Friday, December 01, 2006

Oops she did it again

From divorcée to Paris wannabe in less than a month. Have Britney's knickers, or lack thereof, damaged her post-split credibility?

It's not even a month since the celeb-obsessed were screaming hallelujah and doling out the odd 'I told you so' at the news that Britney Spears had called time on her marriage to Kevin Federline. To many, this was a new start from Britney. Fans got excited at the prospect of a new album, K-Fed haters revelled in his misery and most sane people thought 'Oh well at least I won't have to read about it any more'. Britney, however, had other ideas and now the backlash has begun thanks to Britney flashing her, er, beaver, not once but twice in the space of a week.

Now to hear the tabloids talk you'd think that Britney has hitched her skirt above her head and ran round Trafalgar Square bearing her all, but in fact that's not quite the case.

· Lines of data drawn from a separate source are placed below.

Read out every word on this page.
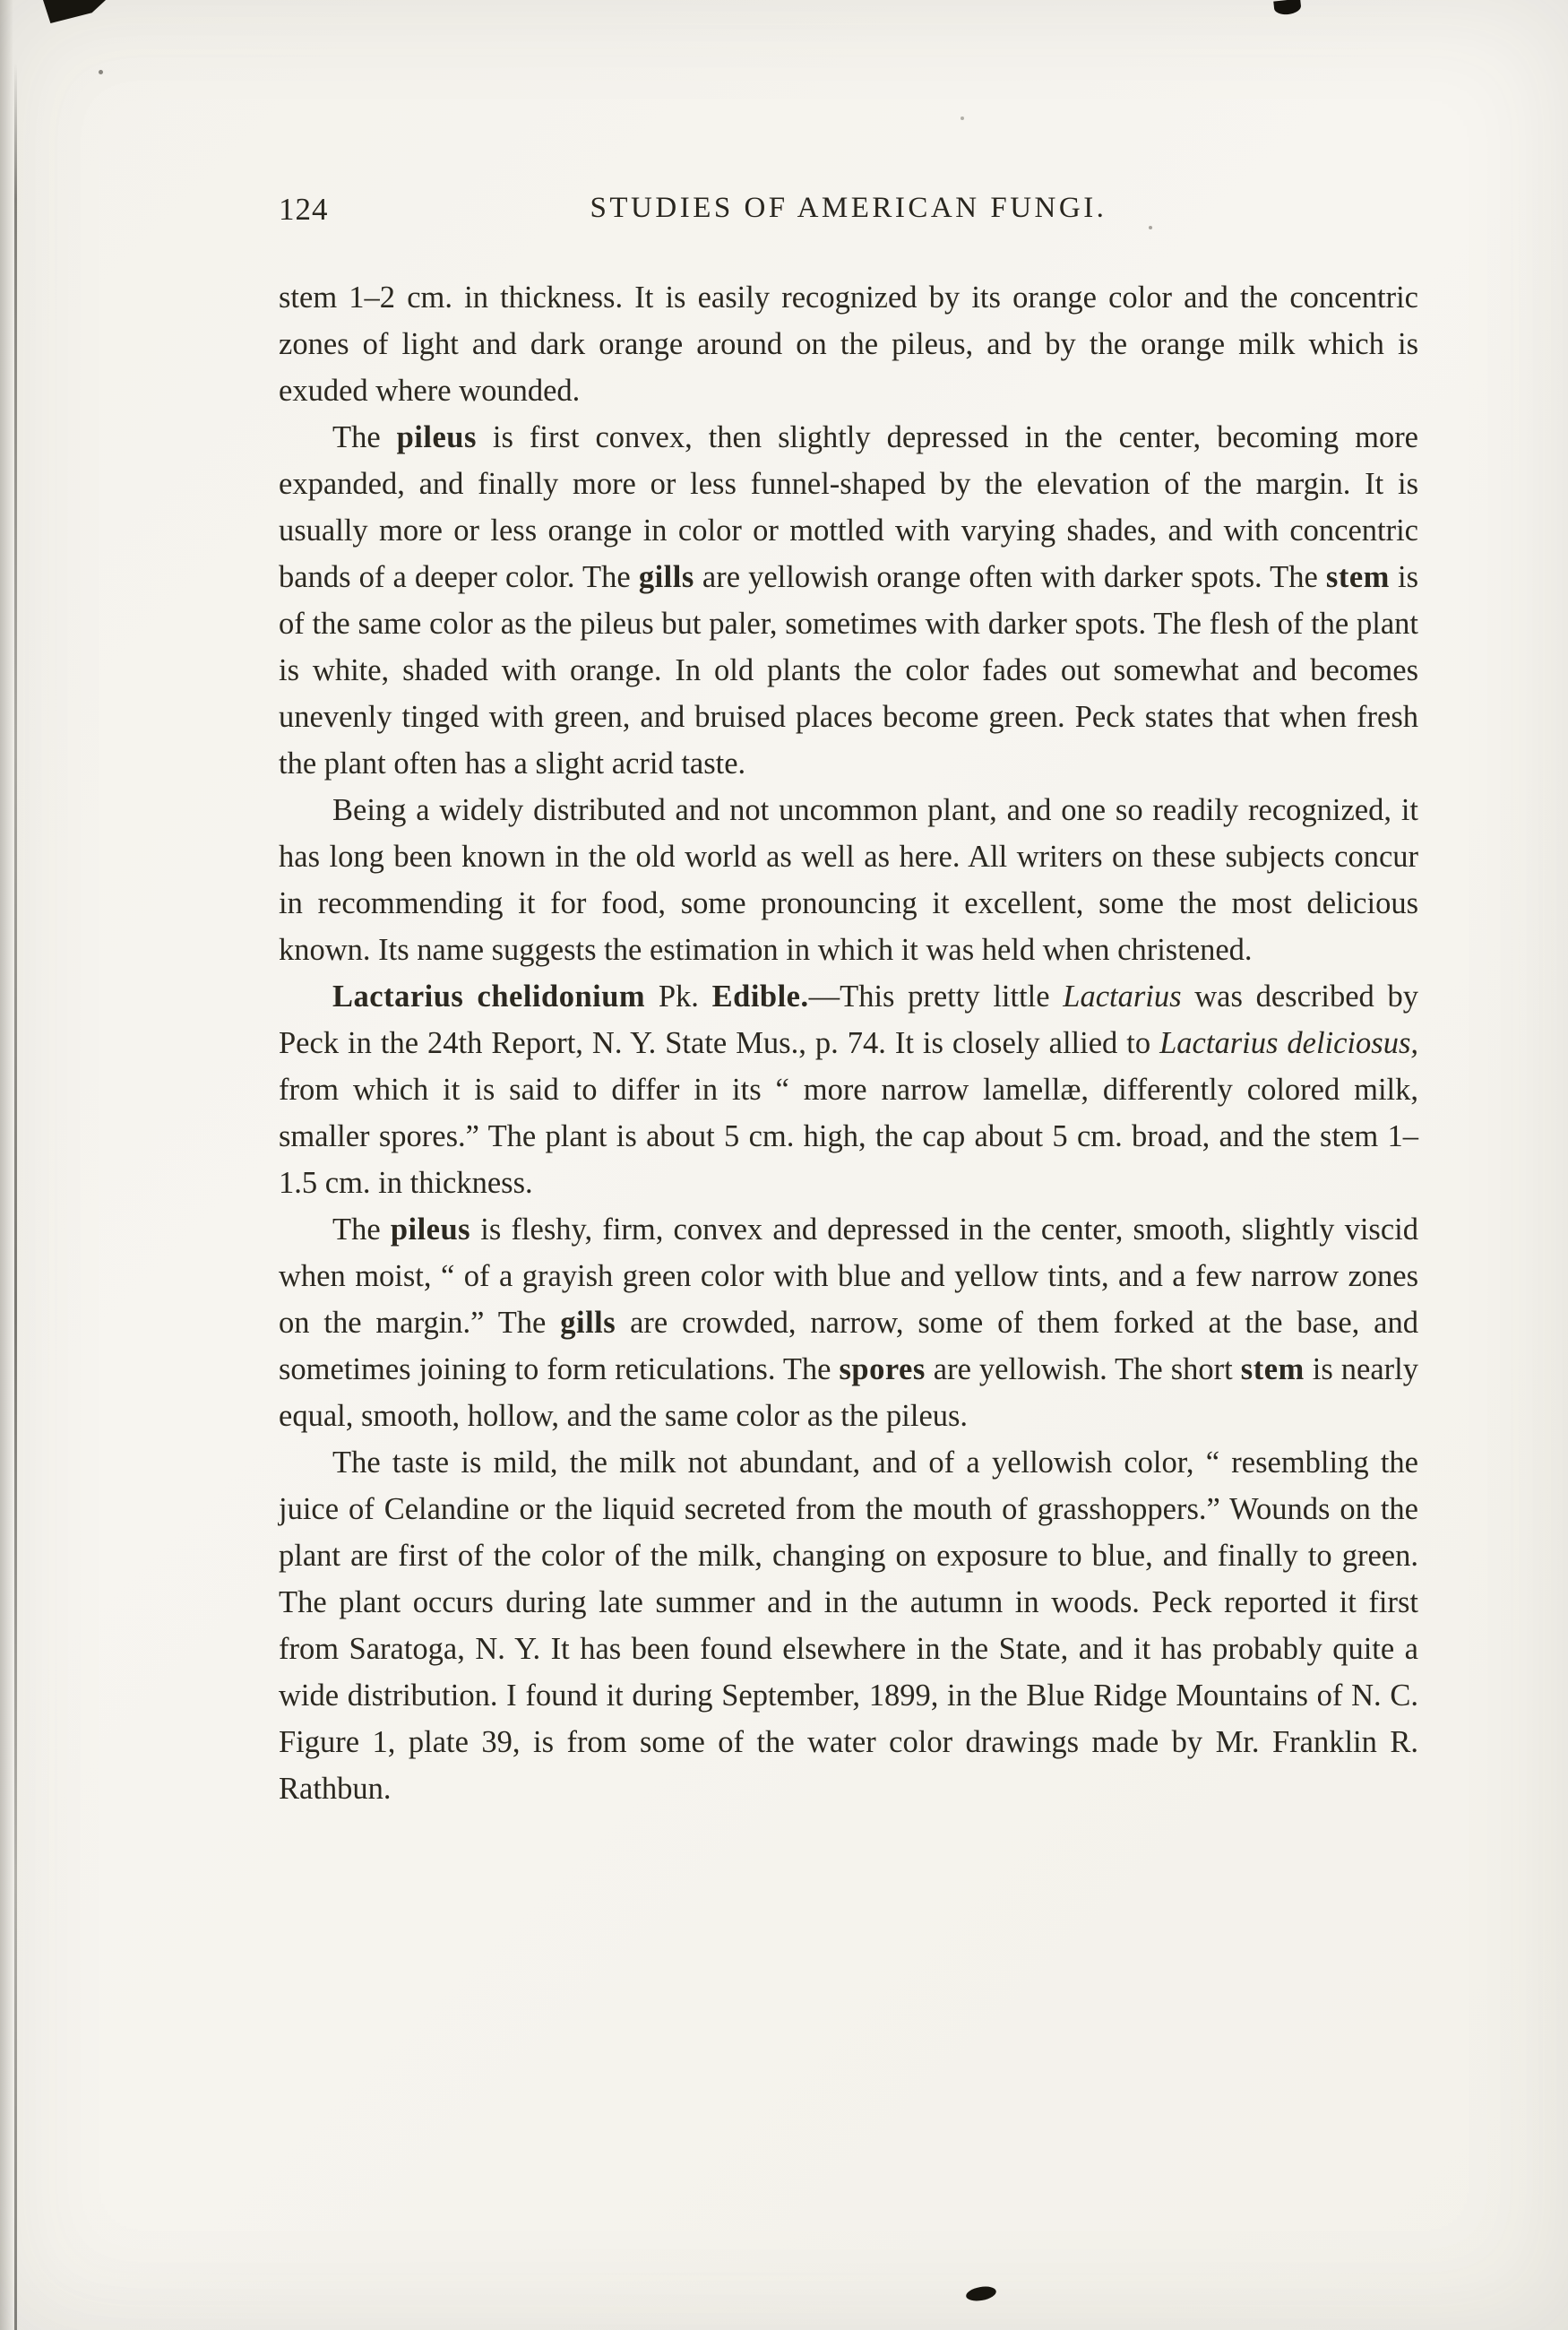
124	STUDIES OF AMERICAN FUNGI.

stem 1–2 cm. in thickness. It is easily recognized by its orange color and the concentric zones of light and dark orange around on the pileus, and by the orange milk which is exuded where wounded.

The pileus is first convex, then slightly depressed in the center, becoming more expanded, and finally more or less funnel-shaped by the elevation of the margin. It is usually more or less orange in color or mottled with varying shades, and with concentric bands of a deeper color. The gills are yellowish orange often with darker spots. The stem is of the same color as the pileus but paler, sometimes with darker spots. The flesh of the plant is white, shaded with orange. In old plants the color fades out somewhat and becomes unevenly tinged with green, and bruised places become green. Peck states that when fresh the plant often has a slight acrid taste.

Being a widely distributed and not uncommon plant, and one so readily recognized, it has long been known in the old world as well as here. All writers on these subjects concur in recommending it for food, some pronouncing it excellent, some the most delicious known. Its name suggests the estimation in which it was held when christened.

Lactarius chelidonium Pk. Edible.—This pretty little Lactarius was described by Peck in the 24th Report, N. Y. State Mus., p. 74. It is closely allied to Lactarius deliciosus, from which it is said to differ in its “ more narrow lamellæ, differently colored milk, smaller spores.” The plant is about 5 cm. high, the cap about 5 cm. broad, and the stem 1–1.5 cm. in thickness.

The pileus is fleshy, firm, convex and depressed in the center, smooth, slightly viscid when moist, “ of a grayish green color with blue and yellow tints, and a few narrow zones on the margin.” The gills are crowded, narrow, some of them forked at the base, and sometimes joining to form reticulations. The spores are yellowish. The short stem is nearly equal, smooth, hollow, and the same color as the pileus.

The taste is mild, the milk not abundant, and of a yellowish color, “ resembling the juice of Celandine or the liquid secreted from the mouth of grasshoppers.” Wounds on the plant are first of the color of the milk, changing on exposure to blue, and finally to green. The plant occurs during late summer and in the autumn in woods. Peck reported it first from Saratoga, N. Y. It has been found elsewhere in the State, and it has probably quite a wide distribution. I found it during September, 1899, in the Blue Ridge Mountains of N. C. Figure 1, plate 39, is from some of the water color drawings made by Mr. Franklin R. Rathbun.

Ms Spears has committed the cardinal sin of not wearing any knickers and deigning to do so not just on a night out but on a night out with the dreaded/ fabulous/ inspiring/ waste of bone* (*delete depending on which celeb mag you read most often) Paris Hilton. Ah yes, Paris. Not only is she a model, heiress, actress, singer and very bad at looking like she enjoys sex, Paris is also now Britney's latest CPF, confidante and, from the look of some of the pictures, walking stick. Fans are up in arms, paparazzi photographers love it and the rest of us can't believe that someone forgetting to wear knickers is front page news.

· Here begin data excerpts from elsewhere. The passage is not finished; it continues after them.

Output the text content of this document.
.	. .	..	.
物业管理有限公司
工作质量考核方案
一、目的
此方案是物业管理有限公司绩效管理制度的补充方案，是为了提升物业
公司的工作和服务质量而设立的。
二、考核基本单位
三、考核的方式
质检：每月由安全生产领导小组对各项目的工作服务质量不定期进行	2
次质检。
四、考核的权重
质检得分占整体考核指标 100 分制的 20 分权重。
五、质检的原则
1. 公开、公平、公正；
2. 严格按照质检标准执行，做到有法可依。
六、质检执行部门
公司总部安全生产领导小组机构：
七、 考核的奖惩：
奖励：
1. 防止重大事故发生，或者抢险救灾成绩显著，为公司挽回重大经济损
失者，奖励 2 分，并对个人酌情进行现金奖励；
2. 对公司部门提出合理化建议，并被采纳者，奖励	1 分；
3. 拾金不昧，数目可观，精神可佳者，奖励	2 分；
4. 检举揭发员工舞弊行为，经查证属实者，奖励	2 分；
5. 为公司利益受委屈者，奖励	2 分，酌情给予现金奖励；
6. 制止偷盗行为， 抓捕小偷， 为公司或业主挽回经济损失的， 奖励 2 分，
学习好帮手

Of course, most of us like to think we're media savvy enough to spot a publicity stunt. Talent contests, behind-the-scenes shows and frank celeb interviews have served to strip the gloss from showbusiness, leaving a trail of cynics and naysayers in its path. Personally, I find it hard to believe that someone is so desperate for column space that they happily allow their genitalia to be photographed, but then again one should never underestimate the power of Paris Hilton. Maybe she whipped Brit's kecks off just as the limo pulled up to the club? Perhaps she had a spot on her nose and wanted to deflect the attention? Either way, it's time someone told Britney to either wear trousers or get some serious bucket knickers.